ATM launches air taxi service out of UK

Author: 
By Mushtak Parker
Publication Date: 
Sat, 2002-12-14 03:00

LONDON, 14 December 2002 — Jeddah-based BMG Financial Advisors (BMG) has completed its latest advisory for Air Touring Management (ATM), a UK-based private aviation leasing management company, which on Thursday launched the first air taxi service out of the UK. The service is based on fractional leasing and aimed at middle-level executives traveling to short-haul destinations of up to three hours away.

Basil Al-Ghalayini, president of BMG, in London for the launch, confirmed to Arab News that ATM plans to launch a similar air taxi service out of Bahrain, Dubai, and Jeddah at a later stage, “where there would be a huge demand for such services given the relatively short distances between the various emirates”.

Air taxi services are projected to attract high demand given the increasing difficulty and delays in flying on certain scheduled commercial flights, and because of the long queues at check-in facilities post 9/11 at certain destinations because of increased security and other measures.

According to ATM, there is a strong upward trend of private jet traveling in the US and Europe.
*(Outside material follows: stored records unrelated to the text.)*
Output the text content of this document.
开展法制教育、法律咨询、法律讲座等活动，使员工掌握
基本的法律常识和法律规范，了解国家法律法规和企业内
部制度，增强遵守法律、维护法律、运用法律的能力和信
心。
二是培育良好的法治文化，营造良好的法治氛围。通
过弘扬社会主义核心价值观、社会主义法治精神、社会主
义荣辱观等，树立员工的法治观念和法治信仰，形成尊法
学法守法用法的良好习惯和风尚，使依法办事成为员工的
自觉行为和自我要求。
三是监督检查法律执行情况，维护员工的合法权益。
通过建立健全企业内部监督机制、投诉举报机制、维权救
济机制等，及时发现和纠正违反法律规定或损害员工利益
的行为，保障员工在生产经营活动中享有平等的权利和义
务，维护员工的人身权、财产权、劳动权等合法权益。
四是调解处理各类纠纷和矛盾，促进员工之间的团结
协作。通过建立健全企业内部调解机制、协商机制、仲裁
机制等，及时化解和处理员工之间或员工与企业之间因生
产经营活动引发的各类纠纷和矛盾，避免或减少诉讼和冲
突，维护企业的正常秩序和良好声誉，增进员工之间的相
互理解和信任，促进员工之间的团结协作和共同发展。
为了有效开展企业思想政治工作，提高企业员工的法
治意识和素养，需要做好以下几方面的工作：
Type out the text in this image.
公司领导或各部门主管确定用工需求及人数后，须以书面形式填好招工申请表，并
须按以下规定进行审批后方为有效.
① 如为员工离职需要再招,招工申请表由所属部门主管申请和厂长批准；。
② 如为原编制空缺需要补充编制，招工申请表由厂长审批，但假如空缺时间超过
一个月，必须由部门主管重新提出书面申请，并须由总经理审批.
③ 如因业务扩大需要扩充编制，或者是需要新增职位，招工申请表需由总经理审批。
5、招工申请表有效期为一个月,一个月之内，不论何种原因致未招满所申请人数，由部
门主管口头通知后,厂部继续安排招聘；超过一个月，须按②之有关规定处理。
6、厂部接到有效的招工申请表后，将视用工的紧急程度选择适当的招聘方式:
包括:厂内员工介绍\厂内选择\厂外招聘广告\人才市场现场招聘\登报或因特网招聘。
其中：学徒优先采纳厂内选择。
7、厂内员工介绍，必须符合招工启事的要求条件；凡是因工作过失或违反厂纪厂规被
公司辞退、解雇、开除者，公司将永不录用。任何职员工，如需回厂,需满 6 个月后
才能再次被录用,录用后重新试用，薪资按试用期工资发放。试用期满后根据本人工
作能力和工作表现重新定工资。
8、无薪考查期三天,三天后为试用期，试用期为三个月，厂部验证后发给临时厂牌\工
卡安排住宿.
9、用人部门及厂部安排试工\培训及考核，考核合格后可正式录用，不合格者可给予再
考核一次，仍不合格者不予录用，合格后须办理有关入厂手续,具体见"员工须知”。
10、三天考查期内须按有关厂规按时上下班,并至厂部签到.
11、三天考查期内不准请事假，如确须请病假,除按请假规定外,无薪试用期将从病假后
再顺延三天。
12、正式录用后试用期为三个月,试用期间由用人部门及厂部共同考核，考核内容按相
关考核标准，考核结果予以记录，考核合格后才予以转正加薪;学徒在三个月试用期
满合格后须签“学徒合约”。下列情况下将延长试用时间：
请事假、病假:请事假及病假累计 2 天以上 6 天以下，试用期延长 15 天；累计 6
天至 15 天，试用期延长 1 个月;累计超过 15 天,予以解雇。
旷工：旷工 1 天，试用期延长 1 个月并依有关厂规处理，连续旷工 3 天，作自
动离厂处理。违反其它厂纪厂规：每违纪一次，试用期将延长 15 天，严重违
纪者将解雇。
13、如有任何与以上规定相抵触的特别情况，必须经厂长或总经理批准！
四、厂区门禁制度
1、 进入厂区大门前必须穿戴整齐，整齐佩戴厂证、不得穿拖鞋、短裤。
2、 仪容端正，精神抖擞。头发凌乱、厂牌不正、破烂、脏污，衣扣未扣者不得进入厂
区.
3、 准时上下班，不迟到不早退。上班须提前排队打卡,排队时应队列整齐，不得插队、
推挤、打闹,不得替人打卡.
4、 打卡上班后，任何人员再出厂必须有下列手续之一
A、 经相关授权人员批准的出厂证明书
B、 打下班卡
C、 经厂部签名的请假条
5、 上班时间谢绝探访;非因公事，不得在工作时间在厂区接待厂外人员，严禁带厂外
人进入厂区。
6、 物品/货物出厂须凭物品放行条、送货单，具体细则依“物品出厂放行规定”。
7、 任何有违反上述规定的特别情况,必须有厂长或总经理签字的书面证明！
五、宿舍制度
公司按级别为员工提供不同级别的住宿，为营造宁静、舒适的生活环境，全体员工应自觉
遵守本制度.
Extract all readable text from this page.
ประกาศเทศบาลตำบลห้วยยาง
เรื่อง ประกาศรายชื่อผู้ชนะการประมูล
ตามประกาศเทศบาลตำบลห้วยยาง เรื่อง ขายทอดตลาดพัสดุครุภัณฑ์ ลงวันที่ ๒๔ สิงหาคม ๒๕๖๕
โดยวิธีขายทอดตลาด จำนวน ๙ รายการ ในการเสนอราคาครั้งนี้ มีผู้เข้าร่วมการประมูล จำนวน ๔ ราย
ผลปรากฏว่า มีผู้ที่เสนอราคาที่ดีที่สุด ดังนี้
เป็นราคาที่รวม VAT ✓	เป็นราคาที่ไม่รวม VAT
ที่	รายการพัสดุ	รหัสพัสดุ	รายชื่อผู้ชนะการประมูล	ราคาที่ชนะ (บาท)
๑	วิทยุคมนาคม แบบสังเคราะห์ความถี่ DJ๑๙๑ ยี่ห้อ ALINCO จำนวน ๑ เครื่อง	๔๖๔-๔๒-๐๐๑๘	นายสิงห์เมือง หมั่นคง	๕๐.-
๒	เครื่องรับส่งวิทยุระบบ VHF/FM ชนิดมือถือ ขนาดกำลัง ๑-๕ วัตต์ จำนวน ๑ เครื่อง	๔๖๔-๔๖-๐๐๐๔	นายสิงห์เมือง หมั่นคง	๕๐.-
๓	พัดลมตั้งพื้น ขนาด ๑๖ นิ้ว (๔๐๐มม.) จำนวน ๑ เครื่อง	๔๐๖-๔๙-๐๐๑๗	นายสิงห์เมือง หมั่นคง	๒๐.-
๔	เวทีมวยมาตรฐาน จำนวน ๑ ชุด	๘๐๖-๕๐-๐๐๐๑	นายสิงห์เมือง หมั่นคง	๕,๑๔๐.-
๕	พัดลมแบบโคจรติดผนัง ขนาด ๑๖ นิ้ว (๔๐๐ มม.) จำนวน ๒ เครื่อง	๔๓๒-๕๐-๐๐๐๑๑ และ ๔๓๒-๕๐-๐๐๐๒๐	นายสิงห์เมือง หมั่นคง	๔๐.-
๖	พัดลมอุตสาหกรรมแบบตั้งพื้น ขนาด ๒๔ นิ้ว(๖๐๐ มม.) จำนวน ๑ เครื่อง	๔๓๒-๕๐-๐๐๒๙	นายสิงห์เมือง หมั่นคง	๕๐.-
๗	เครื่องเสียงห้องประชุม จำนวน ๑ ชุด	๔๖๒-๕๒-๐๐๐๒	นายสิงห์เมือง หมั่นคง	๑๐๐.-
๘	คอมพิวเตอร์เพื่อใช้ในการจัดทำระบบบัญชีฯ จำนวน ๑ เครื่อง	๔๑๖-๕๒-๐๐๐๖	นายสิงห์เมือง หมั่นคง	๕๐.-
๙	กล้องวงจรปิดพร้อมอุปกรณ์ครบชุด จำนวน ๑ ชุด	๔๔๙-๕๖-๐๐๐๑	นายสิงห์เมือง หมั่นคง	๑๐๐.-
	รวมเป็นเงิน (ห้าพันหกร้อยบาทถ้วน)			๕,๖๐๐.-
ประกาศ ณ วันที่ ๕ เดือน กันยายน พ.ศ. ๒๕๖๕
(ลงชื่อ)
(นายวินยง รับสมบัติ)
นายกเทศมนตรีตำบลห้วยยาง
In fact, Netjets owned by that doyen of fund managers, Warren Buffet, has pioneered airline fractional ownership and leasing in the US.

The reasons are mainly for convenience, practicality, safety (especially after Sept. 11), and even cost in some cases. Figures from aviation industry statistics show a steep increase in the number of companies operating in this sector, with fractional leasing (time-share of an aircraft) being the most spectacular performer. Future plans of ATM will seek “to take advantage of this trend and their London experience to expand their operations geographically, starting in Europe and eventually applying the same model in the Arabian Gulf/Middle East area.”

This is a cost effective way for executives to travel, explained Al-Ghalayini. “The cost structure makes it cheaper to fly a four-man team this way than by first class on a scheduled flight. A company or client can buy a block share of 60 days at $15,000 per month plus $500 per flying hour. This averages out at $1,500 per hour,” he added. BMG, incorporated in Saudi Arabia in May 2002, is a structured finance investment banking advisory firm, which advises mainly Saudi and Gulf merchant families and high net worth individuals. Its focus is on mergers and acquisitions (M&As), cross-border financing, and the establishment of new companies.

Al-Ghalayini, who until last year headed the London office of the Kuwait-based Islamic investment bank, The International Investor (TII), revealed that the firm is currently advising on a number of major deals in the Kingdom. These include:

* Restructuring of a privately-owned water treatment company in Saudi Arabia. The company is in the process of placing a limited portion of the equity to investors and customers.

* Assisting a newly-established Saudi petrochemical company in accessing an Islamic finance facility totaling SR40 million from local banks.

* Establishing a cooperative insurance joint venture between a top Middle East insurance group and a leading Saudi investment group, to take advantage of the new Saudi insurance laws and requirements, especially relating to compulsory medical insurance and motor car insurance.

* Advising a local IT company to restructure and finding a strategic buyer for the company.

“In anticipation of the new capital markets law in Saudi Arabia,” explained Al-Ghalayini, “we are also in the process of starting an equity research and IPO (initial public offering) placement business by taking leading merchant families public.” To do this, BMG has signed a strategic alliance agreement with leading Egyptian advisory firm, Saba Investment Advisors, which has extensive experience in IPO and the placement business in Egypt. Alla Saba will lead the BMG initiative in Saudi Arabia in this respect.

For the ATM executive travel service deal, BMG, acted as the sole financial advisor, and structured and arranged a $10 million 5-year loan facility from a Kuwaiti financial institution to finance the purchase of an operating fleet of four TBM 700 aircraft, manufactured by SOCATA, a wholly owned subsidiary of Aerospatiale of France.

The company has a reputation of the highest safety in the world for turbo-prop airplanes, which are one level below jet airplanes. The TBM 700 has a maximum range of 3 hours flying time, as such, it will be active only on the UK-Europe route stretching as far as Italy and Eastern Europe. The first two TBM 700s were delivered yesterday for the launch, and ATM is already negotiating proposals from prospective corporate clients for block bookings. The remaining two aircraft will be delivered in first quarter of 2003.

ATM Chief Executive Officer Aly El-Tahry said ATM plans to operate the aircraft on a fractional lease basis, from its hub in Biggin Hill Airport, 12 miles south of London. The services of ATM are intended for Europe-based customers, mainly business executives, who want to fly from small airfields at any hour. The options include 1,500 airports in Europe with the typical flight lasting one and a half to two hours, and carrying up to four passengers. Target sectors include financial services, consultancy firms, top football and sports clubs and small high net worth families.